Among onshore provinces, Assam is the foremost dual hydrocarbon province, holding 145.41 Mt of crude (21.66%) and 165.68 bcm of gas (15.16%). Rajasthan (131.50 Mt, 19.60%) and Gujarat (118.86 Mt, 17.70%) are the next largest crude holders but have considerably smaller gas shares (Rajasthan 63.96 bcm, 5.85%; Gujarat 56.60 bcm, 5.18%). Other onshore crude contributors include Andhra Pradesh (11.11 Mt, 1.66%), Tamil Nadu (8.54 Mt, 1.27%), Arunachal Pradesh (2.88 Mt, 0.43%), Nagaland (2.38 Mt, 0.35%) and Tripura (0.07 Mt, 0.01%); West Bengal and several CBM‑only regions report zero conventional crude.
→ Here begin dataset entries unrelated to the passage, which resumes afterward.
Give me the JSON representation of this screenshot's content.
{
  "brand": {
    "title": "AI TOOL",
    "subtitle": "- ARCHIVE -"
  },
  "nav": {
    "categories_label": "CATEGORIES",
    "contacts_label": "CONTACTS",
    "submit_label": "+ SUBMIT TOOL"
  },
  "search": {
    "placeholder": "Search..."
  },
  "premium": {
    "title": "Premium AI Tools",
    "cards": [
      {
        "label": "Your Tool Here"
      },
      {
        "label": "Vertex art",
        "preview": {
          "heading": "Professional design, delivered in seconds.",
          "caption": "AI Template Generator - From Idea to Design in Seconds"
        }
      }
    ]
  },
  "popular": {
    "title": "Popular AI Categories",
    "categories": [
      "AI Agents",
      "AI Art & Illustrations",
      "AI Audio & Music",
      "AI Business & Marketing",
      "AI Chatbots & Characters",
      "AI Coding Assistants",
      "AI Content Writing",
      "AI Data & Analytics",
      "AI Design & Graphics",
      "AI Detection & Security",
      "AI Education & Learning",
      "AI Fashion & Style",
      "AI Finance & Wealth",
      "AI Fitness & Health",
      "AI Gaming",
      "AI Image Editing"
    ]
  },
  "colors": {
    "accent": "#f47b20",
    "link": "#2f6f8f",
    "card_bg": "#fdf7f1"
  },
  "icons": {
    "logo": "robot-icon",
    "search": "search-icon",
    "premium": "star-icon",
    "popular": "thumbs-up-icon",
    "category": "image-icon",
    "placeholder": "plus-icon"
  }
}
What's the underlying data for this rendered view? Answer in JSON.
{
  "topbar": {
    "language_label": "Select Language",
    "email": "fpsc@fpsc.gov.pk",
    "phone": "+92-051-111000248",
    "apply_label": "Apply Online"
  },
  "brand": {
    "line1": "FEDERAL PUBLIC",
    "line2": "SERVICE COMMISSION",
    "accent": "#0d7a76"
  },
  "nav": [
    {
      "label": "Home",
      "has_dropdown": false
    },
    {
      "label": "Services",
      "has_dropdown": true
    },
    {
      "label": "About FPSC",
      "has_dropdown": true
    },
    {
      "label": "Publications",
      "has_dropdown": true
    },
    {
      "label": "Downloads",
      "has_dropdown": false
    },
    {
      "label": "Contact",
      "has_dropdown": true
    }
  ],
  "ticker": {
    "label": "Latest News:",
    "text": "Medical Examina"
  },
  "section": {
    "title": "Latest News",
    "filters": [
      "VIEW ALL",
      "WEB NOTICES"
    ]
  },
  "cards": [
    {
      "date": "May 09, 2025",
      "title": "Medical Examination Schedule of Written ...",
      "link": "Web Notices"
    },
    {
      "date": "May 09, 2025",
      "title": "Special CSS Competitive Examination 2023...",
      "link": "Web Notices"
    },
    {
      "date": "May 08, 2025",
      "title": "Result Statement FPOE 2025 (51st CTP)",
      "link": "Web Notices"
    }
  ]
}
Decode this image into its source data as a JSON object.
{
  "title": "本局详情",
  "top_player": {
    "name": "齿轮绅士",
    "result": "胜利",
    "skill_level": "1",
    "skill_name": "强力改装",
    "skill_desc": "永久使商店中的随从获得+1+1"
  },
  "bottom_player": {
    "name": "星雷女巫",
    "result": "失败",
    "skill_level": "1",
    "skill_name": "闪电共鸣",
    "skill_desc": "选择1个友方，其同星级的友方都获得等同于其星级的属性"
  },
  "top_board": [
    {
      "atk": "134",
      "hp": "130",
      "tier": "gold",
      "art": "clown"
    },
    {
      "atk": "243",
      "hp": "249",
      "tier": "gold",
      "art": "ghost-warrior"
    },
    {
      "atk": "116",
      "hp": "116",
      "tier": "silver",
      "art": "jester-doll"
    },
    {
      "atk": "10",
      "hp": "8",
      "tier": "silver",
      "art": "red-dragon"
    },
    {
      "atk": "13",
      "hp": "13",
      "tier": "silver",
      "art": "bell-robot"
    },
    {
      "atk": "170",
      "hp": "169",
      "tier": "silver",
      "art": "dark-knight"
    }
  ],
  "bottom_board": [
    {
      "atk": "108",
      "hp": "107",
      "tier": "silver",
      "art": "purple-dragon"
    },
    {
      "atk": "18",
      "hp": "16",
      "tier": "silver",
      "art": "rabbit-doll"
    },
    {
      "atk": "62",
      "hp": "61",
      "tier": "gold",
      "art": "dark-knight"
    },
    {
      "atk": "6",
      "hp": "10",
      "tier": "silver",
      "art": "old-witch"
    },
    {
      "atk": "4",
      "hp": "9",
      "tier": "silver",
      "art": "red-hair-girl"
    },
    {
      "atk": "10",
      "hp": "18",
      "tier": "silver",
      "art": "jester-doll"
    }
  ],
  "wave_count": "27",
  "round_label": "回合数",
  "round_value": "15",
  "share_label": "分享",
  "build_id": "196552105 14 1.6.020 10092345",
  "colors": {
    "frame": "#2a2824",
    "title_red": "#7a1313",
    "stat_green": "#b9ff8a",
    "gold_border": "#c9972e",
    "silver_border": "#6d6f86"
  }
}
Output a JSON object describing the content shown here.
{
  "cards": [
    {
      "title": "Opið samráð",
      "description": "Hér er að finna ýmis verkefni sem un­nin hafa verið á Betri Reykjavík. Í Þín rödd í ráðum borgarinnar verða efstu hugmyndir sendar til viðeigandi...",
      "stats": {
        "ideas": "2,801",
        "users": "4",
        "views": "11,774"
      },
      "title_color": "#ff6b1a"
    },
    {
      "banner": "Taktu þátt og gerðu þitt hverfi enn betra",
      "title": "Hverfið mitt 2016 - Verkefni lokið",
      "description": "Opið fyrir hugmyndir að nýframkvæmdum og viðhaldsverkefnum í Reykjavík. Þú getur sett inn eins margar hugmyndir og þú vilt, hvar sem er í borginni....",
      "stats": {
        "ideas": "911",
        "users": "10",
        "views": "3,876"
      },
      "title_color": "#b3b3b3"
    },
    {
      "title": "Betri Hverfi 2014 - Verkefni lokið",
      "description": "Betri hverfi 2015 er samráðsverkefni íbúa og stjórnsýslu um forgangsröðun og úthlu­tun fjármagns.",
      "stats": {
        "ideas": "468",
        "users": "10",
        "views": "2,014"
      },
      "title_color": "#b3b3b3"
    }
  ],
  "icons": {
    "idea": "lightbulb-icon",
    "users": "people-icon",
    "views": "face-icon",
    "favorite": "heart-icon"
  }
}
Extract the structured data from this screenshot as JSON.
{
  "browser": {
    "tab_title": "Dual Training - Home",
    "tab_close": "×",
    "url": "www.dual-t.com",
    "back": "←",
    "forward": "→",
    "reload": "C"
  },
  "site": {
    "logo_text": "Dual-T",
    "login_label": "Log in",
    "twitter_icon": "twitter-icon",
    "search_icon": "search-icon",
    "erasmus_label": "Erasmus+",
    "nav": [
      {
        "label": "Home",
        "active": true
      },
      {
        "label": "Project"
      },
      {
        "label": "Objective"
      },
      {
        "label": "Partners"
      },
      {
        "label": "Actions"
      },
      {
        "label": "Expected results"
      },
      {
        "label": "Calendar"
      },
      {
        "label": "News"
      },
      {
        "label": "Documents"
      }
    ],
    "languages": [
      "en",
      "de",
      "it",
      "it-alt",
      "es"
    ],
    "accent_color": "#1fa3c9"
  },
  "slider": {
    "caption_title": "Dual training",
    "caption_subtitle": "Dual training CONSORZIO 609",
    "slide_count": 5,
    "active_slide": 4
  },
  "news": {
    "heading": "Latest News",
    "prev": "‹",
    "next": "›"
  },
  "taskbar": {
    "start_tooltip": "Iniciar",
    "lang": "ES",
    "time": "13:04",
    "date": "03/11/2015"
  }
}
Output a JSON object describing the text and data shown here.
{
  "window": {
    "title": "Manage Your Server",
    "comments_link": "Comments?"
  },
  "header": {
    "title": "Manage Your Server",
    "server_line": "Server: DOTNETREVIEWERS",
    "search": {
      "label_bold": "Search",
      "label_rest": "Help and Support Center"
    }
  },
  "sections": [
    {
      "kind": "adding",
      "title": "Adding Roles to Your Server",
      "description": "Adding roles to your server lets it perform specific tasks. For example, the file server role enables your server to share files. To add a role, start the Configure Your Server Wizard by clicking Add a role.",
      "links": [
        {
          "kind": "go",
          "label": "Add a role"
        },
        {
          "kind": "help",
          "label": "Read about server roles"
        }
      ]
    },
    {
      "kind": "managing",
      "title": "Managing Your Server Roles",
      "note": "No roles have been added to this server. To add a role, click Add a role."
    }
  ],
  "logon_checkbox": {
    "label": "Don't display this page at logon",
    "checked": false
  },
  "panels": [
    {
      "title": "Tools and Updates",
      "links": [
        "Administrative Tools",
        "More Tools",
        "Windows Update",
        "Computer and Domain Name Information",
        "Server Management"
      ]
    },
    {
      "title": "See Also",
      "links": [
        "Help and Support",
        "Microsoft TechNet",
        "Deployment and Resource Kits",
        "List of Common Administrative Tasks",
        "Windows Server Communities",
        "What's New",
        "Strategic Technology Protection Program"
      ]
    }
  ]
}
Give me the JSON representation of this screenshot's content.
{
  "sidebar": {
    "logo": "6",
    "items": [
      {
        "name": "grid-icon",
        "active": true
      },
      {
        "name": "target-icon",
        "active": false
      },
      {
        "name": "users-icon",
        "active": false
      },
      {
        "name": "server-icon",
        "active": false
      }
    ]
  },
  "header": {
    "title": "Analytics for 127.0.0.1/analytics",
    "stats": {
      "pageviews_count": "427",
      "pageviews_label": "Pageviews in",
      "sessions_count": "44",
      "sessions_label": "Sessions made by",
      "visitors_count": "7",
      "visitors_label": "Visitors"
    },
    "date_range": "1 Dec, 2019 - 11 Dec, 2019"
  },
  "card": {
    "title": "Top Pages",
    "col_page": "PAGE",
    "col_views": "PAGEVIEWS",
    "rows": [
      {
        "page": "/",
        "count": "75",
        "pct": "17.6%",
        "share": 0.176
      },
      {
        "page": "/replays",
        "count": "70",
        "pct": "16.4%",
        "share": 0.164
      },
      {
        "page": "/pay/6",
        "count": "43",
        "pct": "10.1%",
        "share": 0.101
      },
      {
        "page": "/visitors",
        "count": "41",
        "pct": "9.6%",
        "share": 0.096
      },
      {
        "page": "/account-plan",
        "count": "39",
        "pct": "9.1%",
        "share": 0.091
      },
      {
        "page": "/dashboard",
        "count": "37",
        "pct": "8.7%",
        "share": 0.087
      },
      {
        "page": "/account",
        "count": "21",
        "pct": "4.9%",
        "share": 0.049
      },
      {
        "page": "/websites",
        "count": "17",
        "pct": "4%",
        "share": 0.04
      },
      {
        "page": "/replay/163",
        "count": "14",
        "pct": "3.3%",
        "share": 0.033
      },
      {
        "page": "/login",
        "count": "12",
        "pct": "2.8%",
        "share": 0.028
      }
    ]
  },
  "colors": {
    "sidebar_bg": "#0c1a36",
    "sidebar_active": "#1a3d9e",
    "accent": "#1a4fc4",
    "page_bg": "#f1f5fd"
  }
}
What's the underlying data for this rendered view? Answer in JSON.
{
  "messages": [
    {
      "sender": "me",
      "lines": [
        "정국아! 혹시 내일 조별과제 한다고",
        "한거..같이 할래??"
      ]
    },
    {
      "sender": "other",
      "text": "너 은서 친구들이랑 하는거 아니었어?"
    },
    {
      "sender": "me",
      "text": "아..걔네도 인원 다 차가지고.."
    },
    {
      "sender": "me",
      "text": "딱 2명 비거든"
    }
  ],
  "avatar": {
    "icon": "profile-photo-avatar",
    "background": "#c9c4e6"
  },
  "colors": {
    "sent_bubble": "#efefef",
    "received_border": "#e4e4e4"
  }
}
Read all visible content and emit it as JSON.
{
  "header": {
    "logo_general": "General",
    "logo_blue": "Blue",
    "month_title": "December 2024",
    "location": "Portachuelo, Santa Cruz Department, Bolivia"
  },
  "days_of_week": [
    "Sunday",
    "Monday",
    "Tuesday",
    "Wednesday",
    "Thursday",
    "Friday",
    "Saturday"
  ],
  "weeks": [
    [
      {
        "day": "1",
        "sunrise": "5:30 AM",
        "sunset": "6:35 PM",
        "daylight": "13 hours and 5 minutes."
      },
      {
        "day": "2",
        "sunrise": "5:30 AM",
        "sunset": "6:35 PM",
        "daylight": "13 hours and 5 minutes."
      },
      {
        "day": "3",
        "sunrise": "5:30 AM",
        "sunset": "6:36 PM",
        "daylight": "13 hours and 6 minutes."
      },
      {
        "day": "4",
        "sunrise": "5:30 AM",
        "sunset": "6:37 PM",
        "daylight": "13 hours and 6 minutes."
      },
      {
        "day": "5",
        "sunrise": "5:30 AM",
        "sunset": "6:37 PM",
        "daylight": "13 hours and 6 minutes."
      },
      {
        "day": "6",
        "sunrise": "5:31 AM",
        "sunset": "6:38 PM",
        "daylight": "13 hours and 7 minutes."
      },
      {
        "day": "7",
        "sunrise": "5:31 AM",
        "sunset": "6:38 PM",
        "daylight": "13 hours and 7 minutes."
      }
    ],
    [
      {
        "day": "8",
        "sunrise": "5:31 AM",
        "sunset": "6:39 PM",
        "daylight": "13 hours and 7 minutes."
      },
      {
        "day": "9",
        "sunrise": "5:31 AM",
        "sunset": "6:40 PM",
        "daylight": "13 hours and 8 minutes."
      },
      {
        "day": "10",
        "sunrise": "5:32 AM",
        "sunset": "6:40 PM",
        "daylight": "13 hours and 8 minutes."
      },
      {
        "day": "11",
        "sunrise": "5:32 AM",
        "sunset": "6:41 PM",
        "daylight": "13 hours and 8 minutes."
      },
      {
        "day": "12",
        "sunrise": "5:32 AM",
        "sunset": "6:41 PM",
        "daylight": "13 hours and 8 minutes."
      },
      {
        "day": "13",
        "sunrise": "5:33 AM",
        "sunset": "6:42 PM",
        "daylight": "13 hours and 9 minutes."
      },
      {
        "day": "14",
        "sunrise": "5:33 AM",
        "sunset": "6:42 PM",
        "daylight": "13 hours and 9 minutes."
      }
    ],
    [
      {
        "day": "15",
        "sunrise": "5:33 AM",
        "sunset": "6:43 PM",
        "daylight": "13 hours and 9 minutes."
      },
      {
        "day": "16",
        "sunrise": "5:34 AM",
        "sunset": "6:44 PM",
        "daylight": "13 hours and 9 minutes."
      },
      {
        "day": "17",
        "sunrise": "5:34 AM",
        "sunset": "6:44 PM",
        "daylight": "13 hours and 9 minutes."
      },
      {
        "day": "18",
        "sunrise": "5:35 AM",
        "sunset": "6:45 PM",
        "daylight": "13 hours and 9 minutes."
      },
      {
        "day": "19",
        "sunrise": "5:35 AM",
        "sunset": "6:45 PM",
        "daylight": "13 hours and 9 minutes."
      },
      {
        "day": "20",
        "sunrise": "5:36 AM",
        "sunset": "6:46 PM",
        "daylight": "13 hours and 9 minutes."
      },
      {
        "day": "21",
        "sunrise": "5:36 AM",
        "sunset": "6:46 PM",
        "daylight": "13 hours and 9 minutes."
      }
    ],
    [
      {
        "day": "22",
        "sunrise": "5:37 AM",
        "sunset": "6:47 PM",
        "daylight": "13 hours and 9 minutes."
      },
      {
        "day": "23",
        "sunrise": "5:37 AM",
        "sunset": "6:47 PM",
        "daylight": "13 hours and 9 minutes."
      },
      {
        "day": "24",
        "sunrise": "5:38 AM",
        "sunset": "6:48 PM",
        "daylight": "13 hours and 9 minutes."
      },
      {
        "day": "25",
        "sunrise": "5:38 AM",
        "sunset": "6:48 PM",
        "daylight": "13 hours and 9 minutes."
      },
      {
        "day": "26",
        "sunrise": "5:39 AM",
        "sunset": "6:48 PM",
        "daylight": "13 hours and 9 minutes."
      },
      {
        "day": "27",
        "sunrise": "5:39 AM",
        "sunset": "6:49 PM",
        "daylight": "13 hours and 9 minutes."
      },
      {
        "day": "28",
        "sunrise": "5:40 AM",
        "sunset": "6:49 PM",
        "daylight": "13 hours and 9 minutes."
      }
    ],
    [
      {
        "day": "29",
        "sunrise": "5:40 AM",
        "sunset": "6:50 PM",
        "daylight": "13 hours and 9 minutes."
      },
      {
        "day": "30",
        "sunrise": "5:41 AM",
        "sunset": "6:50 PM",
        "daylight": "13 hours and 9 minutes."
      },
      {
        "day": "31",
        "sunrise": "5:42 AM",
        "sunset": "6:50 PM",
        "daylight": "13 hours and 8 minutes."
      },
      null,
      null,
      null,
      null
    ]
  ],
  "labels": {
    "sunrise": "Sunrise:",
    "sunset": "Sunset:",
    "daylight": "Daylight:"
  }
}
Natural gas holdings beyond the two offshore basins are concentrated in Assam (165.68 bcm, 15.16%), with smaller but notable volumes in Rajasthan, Andhra Pradesh (59.27 bcm, 5.42%), Gujarat and Tamil Nadu. CBM is treated separately and, although it contributes no conventional crude, it supplies measurable gas volumes: Jharkhand (CBM) 11.53 bcm (1.05%), Madhya Pradesh (CBM) 3.34 bcm (0.31%) and West Bengal (CBM) 0.73 bcm (0.07%). Tripura exemplifies a region with negligible crude yet a significant gas endowment (0.07 Mt crude, 28.93 bcm gas), whereas Nagaland shows small crude and minimal gas (2.38 Mt; 0.09 bcm). West Bengal (conventional) is recorded with no conventional crude or gas.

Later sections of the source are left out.